Question

A parallel-plate capacitor with plates of area 720 cm2 is charged to a potential difference V and is then disconnected from the voltage source. When the plates are moved 0.5 cm farther apart, the voltage between the plates increases by 100 V. What is the charge Q on the positive plate of the capacitor?

Answer 1

`Q=1.27* 10^(-8)\ C`

Step-by-step explanation:

Given that,

Area of the parallel plate,
`A=720\ cm^2=0.072\ m^2`

Separation between two plates,
`\Delta d=0.5 cm = 0.5* 10^(-2)\ m^2`

Voltage between the plates,
`\Delta V=100\ V`

Let Q is the positive charge on the capacitor and
`\sigma` is the surface charge density.
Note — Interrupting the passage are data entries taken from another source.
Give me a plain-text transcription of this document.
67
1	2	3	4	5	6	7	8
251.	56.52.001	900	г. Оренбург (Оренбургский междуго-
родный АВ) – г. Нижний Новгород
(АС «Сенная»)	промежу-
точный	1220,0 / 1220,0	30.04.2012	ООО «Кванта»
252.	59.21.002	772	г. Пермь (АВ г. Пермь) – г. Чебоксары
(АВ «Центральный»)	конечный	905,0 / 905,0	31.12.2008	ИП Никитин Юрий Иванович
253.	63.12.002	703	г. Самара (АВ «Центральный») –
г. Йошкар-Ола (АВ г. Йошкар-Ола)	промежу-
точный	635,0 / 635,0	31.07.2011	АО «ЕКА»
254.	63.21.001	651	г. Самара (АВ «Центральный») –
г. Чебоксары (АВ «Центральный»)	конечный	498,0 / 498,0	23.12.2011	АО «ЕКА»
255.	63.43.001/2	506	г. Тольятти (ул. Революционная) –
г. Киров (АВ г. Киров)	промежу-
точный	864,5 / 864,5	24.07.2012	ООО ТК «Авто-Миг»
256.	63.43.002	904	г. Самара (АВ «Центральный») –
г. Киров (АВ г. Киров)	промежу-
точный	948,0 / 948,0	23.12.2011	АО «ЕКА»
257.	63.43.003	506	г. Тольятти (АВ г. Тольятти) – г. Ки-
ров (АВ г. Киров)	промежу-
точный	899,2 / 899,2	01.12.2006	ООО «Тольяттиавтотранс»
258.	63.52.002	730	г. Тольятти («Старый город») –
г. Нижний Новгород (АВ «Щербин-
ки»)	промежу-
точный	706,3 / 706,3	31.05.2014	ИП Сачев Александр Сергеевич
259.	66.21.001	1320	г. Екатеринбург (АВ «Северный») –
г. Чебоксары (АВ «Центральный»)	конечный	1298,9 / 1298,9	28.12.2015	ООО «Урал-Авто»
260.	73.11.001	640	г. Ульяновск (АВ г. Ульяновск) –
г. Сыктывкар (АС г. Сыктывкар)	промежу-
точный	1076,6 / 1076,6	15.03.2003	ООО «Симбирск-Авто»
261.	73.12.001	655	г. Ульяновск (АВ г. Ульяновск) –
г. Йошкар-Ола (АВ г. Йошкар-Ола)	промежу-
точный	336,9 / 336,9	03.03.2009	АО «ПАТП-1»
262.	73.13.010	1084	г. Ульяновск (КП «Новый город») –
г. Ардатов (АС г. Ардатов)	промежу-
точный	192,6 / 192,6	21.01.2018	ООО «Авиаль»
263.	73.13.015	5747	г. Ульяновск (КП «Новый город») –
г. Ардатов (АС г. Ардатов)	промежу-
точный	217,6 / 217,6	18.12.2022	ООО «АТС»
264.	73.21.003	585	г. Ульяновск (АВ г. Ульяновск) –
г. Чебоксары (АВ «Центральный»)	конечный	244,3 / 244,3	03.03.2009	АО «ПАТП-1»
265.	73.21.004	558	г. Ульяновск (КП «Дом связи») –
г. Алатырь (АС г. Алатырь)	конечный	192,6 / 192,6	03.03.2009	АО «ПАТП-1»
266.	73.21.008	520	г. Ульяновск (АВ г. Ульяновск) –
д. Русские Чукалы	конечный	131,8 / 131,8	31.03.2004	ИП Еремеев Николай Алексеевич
It cane be given by :

`Q=\sigma A`

The relation between electric field and the surface charge density is given by :

`\sigma=\epsilon_oE`

Also,
`E=(\Delta V)/(\Delta d)`

So,
`Q=(\epsilon_o A\Delta V)/(\Delta d)`

`Q=(8.85* 10^(-12)* 0.072* 100)/(0.5* 10^(-2))`

`Q=1.27* 10^(-8)\ C`

So, the charge on the positive plate of the capacitor is
`1.27* 10^(-8)\ C`. Hence, this is the required solution.